Select first and last match by column from a timestamp-ordered table in MySQL

问题

Stackoverflow,

I need your help!

Say I have a table in MySQL that looks something like this:

-------------------------------------------------
 OWNER_ID | ENTRY_ID | VEHICLE | TIME | LOCATION
-------------------------------------------------
1|1|123456|2016-01-01 00:00:00|A
1|2|123456|2016-01-01 00:01:00|B
1|3|123456|2016-01-01 00:02:00|C
1|4|123456|2016-01-01 00:03:00|C
1|5|123456|2016-01-01 00:04:00|B
1|6|123456|2016-01-01 00:05:00|A
1|7|123456|2016-01-01 00:06:00|A
...
1|999|123456|2016-01-01 09:10:00|A
1|1000|123456|2016-01-01 09:11:00|A
1|1001|123456|2016-01-01 09:12:00|B
1|1002|123456|2016-01-01 09:13:00|C
1|1003|123456|2016-01-01 09:14:00|C
1|1004|123456|2016-01-01 09:15:00|B
...

Please note that the table schema is just made up so I can explain what I'm trying to accomplish...
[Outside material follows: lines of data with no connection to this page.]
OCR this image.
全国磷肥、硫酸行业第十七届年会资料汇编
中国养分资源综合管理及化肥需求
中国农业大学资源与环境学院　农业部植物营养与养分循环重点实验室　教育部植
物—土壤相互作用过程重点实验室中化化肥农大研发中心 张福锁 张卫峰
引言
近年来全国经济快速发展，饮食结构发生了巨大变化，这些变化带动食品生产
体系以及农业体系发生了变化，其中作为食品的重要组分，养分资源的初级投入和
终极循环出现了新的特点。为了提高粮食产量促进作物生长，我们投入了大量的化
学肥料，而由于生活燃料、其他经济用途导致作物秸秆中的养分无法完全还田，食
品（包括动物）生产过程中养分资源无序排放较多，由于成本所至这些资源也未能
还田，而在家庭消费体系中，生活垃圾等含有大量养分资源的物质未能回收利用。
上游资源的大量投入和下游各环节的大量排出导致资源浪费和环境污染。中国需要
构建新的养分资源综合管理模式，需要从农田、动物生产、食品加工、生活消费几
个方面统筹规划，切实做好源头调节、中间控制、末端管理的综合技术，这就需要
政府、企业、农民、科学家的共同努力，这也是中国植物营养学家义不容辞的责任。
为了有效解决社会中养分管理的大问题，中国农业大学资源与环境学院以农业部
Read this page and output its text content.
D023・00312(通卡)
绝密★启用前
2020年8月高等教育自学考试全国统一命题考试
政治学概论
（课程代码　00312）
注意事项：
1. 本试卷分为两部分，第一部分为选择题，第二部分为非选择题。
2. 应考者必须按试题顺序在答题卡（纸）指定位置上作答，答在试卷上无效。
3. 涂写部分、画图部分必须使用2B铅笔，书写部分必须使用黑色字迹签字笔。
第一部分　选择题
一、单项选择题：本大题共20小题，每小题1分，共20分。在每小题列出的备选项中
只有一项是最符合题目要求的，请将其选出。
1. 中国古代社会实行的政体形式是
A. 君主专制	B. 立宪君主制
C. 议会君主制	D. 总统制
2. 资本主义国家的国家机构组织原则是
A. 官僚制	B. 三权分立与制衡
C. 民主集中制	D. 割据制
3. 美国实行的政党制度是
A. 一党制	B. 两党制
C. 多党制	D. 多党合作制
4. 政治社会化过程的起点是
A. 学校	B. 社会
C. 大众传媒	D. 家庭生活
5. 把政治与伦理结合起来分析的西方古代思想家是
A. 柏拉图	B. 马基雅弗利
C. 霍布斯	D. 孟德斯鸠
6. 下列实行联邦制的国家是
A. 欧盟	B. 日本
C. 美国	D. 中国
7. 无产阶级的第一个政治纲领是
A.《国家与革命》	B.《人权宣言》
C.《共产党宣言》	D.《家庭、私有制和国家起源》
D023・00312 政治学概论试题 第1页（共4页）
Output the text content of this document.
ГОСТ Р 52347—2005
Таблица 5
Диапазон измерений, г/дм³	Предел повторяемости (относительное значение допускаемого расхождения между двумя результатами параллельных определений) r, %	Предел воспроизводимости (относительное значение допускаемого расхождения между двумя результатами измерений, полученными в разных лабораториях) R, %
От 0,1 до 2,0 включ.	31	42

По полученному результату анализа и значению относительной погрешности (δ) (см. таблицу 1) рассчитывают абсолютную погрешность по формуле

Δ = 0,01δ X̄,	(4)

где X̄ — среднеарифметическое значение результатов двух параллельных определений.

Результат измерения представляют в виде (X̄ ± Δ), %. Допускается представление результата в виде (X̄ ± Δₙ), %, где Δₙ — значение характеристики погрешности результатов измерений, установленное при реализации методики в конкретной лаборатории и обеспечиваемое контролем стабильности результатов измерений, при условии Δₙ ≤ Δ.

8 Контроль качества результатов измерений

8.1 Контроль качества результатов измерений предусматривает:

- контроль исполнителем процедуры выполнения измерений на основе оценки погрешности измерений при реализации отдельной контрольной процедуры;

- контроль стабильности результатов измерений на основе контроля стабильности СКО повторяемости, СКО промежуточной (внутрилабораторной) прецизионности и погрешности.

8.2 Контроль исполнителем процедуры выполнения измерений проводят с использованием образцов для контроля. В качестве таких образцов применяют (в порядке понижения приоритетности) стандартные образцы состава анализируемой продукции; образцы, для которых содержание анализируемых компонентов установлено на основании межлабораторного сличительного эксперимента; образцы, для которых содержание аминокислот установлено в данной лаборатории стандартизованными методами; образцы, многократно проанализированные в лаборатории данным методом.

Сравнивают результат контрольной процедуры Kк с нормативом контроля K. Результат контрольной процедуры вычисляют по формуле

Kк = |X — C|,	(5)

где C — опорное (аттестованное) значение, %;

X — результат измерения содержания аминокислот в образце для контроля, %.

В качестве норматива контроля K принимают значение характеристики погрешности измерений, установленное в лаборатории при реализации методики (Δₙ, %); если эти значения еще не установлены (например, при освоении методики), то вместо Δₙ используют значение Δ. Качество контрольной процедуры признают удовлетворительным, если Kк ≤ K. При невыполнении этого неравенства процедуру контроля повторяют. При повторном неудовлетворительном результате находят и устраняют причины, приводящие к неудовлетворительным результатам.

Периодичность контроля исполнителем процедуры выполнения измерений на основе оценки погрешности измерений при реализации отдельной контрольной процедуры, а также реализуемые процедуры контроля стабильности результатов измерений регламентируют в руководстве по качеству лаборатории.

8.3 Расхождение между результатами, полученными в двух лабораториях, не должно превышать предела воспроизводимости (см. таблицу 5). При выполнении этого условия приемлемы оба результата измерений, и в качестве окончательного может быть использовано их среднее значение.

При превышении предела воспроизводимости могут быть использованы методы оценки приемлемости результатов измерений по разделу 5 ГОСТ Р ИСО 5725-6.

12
Imagine that from ENTRY_ID 6 through 999, the LOCATION column is "A". All I need for my application is basically rows 1-6, then row 1000 onwards. Everything from row 7 to 999 is unnecessary data that doesn't need to be processed further. What I am struggling to do is either disregard those lines without having to move the processing of the data into my application, or better yet, delete them.

I'm scratching my head with this because:

1) I can't sort by LOCATION then just take the first and last entries, because the time order is important to my application and this will become lost - for example, if I processed this data in this way, I would end up with row 1 and row 1000, losing row 6.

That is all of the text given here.